How US$7bn deals are reshaping relations in the region
Kampala, Uganda | HAGGAI MATSIKO | If President Yoweri Museveni has a best buddy amongst his East African counterparts, it might as well be Tanzania’s John Pombe Magufuli.
When they are not sharing a hearty laugh at an African Union meeting in Addis Ababa, they are holding hands while walking as was the case during Magufuli’s recently concluded 3-day visit to Uganda.
This wasn’t all. Quite uncharacteristic of him, Museveni hailed Magufuli for fighting corruption. Magufuli on the other hand has equated Museveni to Tanzania’s former iconic president, Julius Nyerere. And some of his ministers are echoing the same.
Magufuli was in Uganda for the first time this year exactly three months after Museveni was in Tanzania. President Museveni has been in Tanzania three times—in February, May and August– this year.
Apart from the closeness the two presidents have exhibited publicly, they are also closing mega deals that are upsetting old alliances in the region.
The US$3.55 Oil Pipeline
Specifically, the Magufuli-Museveni alliance appears to have caused two big deals; the US$3.25 billion loop of the Standard Gauge Railway through Tanzania and the US$3.55 Uganda Oil Pipeline, to be prioritized and switched from Kenya. Throw in the US$12 million One-Stop Border Post at the Mutukula Tanzania-Uganda border and the Magufuli-Magufuli dalliance will have notched the US$7 billion mark. It also appears to be shaking up what has, until now, been a close-knit alliance of Museveni, Kenya’s Uhuru Kenyatta and Rwanda’s Paul Kagame.
Popular press had had dubbed their alliance “the coalition of the willing” and trio was looking to implement major infrastructure projects together including the oil pipeline, refinery and Standard Gauge Railway (SGR) together.
When the ground breaking ceremony for the SGR was held at the Commonwealth Resort Munyonyo in Kampala in 2014, for example, then Tanzanian President Jakaya Kikwete was conspicuously absent. The willing trio attended plus South Sudan’s Salva Kiir.
At the time, the trio spoke openly about leaving Tanzania behind because Kikwete, was not enthusiastic about regional projects and did not get along well with Museveni and Kagame. But then in November 2015, Magufuli replaced Kikwete. Since then, the so-called “coalition of the willing” appears to have become a “coalition of the dwindling”.
In just under two years, Magufuli has got Museveni to pick the Southern route that goes to the Tanga port for the $3.55 billion oil pipeline much to the chagrin of Kenya who had considered it money in the pocket. Interestingly, Uhuru had paid Museveni several visits and had been in negotiations to get the pipeline routed through Kenya even before Magufuli became president.
But when Magufuli came in, he easily connected with Museveni, and caused priorities to shift from Kenya. Even when the deal hit some turbulence, Magufuli easily lived up to his nickname of “the bulldozer” that gets things done. He told his fumbling officials that no one would reverse the deal he had reached with President Museveni because their “friendship was built on blood”.
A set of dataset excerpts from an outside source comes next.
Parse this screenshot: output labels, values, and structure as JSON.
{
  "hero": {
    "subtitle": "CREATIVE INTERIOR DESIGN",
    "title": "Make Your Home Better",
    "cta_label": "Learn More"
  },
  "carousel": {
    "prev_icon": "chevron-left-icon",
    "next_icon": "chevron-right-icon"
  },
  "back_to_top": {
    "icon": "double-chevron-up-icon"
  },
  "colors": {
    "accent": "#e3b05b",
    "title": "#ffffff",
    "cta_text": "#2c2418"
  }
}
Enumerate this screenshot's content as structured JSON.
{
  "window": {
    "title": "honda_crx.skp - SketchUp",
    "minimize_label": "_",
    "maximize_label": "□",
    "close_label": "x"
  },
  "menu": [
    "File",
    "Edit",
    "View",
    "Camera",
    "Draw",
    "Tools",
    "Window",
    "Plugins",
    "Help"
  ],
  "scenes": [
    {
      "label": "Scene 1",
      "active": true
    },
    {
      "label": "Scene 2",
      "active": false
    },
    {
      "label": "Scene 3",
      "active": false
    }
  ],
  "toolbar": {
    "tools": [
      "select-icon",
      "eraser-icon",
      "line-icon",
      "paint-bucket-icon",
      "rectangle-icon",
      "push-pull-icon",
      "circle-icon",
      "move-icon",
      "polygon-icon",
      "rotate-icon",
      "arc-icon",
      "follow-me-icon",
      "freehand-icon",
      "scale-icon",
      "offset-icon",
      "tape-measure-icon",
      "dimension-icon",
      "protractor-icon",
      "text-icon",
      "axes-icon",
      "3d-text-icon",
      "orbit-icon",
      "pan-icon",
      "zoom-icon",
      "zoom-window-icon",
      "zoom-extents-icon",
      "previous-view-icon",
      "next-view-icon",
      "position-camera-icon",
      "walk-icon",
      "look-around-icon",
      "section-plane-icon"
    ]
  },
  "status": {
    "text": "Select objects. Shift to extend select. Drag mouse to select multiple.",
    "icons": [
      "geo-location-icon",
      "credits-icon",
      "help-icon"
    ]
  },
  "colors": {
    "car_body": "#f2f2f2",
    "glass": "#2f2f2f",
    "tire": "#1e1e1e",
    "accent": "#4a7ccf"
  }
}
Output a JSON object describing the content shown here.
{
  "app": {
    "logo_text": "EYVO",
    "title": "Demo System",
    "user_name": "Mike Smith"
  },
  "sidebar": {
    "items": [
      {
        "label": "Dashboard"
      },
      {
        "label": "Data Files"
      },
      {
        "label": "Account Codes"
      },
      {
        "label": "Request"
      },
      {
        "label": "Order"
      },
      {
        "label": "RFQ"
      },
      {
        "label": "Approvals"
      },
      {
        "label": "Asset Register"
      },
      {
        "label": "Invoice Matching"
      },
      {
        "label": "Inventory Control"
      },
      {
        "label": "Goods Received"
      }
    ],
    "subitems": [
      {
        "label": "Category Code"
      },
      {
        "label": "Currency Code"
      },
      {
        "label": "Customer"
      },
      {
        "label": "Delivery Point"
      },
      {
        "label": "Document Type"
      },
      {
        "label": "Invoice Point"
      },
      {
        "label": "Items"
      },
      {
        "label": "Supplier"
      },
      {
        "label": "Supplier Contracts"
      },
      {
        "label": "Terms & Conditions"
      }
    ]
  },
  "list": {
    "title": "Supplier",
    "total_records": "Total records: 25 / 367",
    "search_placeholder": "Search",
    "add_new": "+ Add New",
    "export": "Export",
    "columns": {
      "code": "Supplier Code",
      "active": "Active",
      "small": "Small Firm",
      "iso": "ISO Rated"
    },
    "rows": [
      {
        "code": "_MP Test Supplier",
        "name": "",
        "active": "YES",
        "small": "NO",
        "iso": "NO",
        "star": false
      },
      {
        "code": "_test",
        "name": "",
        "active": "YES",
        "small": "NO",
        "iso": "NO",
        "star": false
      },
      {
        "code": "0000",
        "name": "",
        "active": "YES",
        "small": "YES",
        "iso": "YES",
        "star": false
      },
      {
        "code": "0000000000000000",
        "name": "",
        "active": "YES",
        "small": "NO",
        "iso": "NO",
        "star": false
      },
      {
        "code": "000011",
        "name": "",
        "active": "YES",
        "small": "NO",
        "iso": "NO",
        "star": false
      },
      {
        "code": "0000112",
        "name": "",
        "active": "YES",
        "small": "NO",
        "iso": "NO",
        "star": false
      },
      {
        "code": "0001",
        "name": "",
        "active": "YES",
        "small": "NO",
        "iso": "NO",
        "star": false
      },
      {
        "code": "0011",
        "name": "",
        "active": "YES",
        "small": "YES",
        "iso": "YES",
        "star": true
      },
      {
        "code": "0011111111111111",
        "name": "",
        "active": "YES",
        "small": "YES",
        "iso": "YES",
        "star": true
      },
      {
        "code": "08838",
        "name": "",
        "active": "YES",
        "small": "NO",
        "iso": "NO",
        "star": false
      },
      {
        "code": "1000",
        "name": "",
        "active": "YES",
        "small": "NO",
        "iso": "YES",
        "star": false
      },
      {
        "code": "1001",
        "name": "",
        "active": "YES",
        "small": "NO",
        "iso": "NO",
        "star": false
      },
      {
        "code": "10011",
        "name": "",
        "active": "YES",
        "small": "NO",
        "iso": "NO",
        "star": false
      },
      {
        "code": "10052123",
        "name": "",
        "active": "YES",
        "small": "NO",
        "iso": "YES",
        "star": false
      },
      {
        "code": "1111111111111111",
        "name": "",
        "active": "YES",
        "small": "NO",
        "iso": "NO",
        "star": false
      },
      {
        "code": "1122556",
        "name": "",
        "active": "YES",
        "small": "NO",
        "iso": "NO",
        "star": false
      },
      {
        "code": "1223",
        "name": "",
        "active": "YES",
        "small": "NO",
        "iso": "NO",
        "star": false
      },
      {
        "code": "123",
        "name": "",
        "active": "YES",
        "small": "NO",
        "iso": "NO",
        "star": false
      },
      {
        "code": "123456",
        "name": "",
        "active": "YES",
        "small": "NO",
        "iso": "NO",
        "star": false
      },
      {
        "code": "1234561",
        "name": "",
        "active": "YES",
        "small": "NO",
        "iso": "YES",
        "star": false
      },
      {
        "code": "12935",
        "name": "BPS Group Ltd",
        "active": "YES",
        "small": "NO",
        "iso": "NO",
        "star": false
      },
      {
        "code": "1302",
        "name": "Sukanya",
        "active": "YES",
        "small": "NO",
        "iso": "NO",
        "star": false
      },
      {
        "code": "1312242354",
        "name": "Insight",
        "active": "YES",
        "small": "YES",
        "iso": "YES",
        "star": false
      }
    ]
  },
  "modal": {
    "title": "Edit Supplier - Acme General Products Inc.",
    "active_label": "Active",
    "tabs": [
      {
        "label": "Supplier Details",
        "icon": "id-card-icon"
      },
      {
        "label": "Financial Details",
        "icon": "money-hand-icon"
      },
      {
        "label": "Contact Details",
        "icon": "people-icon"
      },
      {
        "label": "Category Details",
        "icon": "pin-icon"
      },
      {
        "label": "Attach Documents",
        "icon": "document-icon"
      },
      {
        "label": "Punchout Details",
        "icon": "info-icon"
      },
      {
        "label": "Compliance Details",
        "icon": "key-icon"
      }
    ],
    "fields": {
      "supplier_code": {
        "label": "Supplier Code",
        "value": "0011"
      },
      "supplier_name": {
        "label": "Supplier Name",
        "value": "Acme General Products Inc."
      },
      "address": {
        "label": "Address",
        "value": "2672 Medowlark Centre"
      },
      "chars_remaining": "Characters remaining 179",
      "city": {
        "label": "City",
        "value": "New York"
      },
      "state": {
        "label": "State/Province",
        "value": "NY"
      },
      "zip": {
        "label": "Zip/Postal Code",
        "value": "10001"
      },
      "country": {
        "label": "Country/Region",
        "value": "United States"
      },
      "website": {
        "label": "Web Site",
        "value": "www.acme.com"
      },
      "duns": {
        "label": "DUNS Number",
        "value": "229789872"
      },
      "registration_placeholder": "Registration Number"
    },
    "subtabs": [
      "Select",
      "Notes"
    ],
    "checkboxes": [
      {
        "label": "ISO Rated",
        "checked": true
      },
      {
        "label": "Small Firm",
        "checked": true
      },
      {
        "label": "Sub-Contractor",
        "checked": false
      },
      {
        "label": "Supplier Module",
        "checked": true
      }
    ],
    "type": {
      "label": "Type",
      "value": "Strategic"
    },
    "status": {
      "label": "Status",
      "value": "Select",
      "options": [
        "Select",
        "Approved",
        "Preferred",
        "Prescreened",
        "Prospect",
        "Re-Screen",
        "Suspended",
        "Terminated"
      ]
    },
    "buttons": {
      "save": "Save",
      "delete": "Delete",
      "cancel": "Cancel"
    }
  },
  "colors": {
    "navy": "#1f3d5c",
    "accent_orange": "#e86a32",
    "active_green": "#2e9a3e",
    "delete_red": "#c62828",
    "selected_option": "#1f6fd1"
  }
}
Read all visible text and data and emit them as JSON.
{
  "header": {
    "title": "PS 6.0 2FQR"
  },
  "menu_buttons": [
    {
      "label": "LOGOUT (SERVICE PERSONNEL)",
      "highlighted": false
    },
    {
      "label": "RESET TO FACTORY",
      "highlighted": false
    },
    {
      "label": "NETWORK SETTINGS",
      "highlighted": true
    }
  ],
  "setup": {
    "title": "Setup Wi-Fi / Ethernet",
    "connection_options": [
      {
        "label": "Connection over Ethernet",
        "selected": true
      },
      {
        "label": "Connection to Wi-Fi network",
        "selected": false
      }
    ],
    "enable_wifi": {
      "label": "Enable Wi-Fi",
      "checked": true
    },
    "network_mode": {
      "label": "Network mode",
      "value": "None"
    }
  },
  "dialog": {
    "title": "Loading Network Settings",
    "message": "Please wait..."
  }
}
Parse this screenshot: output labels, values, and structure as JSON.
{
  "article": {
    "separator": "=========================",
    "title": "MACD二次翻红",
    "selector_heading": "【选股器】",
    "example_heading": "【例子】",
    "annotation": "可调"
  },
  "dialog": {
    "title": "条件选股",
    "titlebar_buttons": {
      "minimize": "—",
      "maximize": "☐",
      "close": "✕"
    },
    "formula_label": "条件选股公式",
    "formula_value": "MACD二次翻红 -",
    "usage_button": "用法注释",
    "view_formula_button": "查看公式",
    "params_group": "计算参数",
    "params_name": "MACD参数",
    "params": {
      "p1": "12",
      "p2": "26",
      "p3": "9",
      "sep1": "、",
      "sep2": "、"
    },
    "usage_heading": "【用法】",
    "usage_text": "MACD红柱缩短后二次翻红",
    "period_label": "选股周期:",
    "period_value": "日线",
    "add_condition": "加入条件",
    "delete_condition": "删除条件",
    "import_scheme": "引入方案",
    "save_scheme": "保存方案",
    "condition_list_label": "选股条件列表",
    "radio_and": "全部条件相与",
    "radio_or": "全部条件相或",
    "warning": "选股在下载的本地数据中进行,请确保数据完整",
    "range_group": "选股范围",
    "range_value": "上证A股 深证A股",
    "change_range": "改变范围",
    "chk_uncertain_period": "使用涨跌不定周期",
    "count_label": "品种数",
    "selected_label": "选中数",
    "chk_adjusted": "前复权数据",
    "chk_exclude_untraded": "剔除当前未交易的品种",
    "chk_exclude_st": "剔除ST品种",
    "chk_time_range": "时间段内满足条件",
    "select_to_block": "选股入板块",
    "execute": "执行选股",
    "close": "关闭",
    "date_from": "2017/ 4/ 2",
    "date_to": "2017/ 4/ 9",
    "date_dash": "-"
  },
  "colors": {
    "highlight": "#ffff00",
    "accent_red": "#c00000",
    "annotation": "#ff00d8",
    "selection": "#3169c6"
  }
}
This was when the deal, in which Magufuli hooked Uganda with a package of six incentives for the pipeline deal, was threatened by some Tanzanian officials who became “stubborn” and withdrew the incentives with his tacit approval.
Magufuli whom the deal rested on had grown suspicious of, especially, the oil companies involved. He had fired key officials who had been part of the negotiations and the new members to the negotiation table came with a different attitude.
But when Uganda tried to re-engage the Kenyans, Magufuli smelled his cheese, changed his attitude and invited the Ugandan team to close the deal. This deal was the first master stroke for Magufuli.
People at the centre of the negotiations at the trying moment have told The Independent that “the deal revealed a lot about the relationship between Museveni and Magufuli”. Magufuli, on Nov.09, launched the $ 3.55 billion pipeline project at Ruzinga in Kyotera District.
The US$12 million border post
Magufuli and Museveni took their cooperation a notch even higher. The two presidents talked big about improving trade between the two countries as they launched the Mutukula One Stop Border Post (OSBP), aimed at easing doing of business along the Uganda and Tanzania common borders.
The facility, experts say, will significantly reduce the hours spent crossing into Tanzania and from Tanzania to Uganda. Museveni was excited about the facility because it fits into his plan of reducing the reliance on Kenya as the major trading route for Uganda. 90 percent of Uganda’s imports and 80 percent of exports go through Mombasa.
The $ 12.7 million dollar facility, which will be managed by the Uganda Revenue Authority (URA) and the Tanzania Revenue Authority (TRA), was funded by UK’s Department for Foreign Aid (DFID) and Global Affairs Canada through Trademark East Africa (TMEA).